Bringing the saints alive

Bringing the saints alive March 5, 2011

According to an article in the Catholic Transcript (newspaper of the Archdiocese of Hartford), EWTN has just filmed a series of “interviews” with 10 Catholic saints.  The idea is interesting and if done well can give a human dimension to the saints.   The 10 saints chosen are:

Augustine of Hippo, Gemma Galgani, Gregory the Great, Louis de Monfort, Thomas Aquinas, Teresa of Avila, Robert Bellarmine, Catherine of Siena, Irenaeus of Lyons, Jean Vianney.

This gives 3 women and 7 men; 3 from the patristic period, 2 from the middle ages, 2 from the reformation, 1 18th century, 1 19th century and one 19th/20th century.    Except for Augustine, all come from Italy, France or Spain.

What do I find wrong with this list?  Several things bother me.  First, one of these saints is so obscure that I had to look her up:  St. Gemma Galgani, an Italian mystic from the early 20th century.    There have been many mystics; why her?
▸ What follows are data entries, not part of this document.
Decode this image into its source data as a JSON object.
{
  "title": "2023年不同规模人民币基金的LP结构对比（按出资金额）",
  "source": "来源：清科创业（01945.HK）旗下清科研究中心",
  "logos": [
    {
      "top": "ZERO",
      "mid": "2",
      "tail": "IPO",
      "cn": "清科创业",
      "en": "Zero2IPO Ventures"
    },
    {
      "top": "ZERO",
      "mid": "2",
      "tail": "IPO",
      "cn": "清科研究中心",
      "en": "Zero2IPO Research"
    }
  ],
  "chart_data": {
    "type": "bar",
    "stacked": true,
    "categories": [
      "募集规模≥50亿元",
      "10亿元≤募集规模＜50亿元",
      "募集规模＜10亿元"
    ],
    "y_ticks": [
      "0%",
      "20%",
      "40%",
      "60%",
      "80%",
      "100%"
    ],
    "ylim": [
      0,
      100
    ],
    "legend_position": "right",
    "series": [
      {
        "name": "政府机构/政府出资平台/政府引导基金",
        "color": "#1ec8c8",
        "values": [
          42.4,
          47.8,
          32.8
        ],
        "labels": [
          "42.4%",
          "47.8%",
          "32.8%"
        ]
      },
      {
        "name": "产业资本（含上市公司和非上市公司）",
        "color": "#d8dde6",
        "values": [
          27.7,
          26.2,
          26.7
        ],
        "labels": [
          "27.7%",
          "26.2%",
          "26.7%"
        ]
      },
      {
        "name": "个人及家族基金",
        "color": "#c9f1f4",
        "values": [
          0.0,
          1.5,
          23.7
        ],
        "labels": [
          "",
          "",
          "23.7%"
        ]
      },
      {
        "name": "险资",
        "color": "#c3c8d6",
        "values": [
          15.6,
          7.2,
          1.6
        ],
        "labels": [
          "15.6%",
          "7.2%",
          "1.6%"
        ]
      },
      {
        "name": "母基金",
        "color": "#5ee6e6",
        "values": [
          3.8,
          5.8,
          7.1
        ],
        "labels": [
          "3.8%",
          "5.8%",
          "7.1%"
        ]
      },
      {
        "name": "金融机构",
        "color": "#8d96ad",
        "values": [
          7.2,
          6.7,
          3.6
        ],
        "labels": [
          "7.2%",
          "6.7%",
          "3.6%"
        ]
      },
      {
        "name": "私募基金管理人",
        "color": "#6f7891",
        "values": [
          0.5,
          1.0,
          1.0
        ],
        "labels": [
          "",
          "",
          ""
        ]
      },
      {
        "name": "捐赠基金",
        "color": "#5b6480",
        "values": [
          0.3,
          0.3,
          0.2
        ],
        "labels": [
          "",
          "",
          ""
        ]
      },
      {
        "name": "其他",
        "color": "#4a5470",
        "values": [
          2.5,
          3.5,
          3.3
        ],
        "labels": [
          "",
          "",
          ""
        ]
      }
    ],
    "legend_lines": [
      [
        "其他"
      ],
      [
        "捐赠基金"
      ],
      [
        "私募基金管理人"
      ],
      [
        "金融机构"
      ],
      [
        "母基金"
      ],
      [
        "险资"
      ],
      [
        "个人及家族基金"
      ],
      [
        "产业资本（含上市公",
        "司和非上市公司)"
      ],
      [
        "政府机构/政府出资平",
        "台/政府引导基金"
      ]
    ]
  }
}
Second, the list is heavily biased to South-western Europe.  There are no doctors of the Eastern Church, no saints from northern Europe, no saints from the Americas, Africa or the East.  (Augustine, culturally, was not African in the modern sense of the word.)

Third, with the exception of Irenaeus, there are no martyrs.  Why no witnesses to the faith who gave everything:  Edith Stein, Maxamilian Kolbe, Hans Jaggerstatter, Paul Miki, Thomas More?

Fourth, there are no missionaries:  where are Francis Xavier, Cyril & Methodius, Patrick?

Fifth, there are no saints who gave everything in service to the poor:  Don Bosco, Katherine Drexel, Damian the Leper, Peter Claver.

Would anyone care to justify this list?  Who would you choose?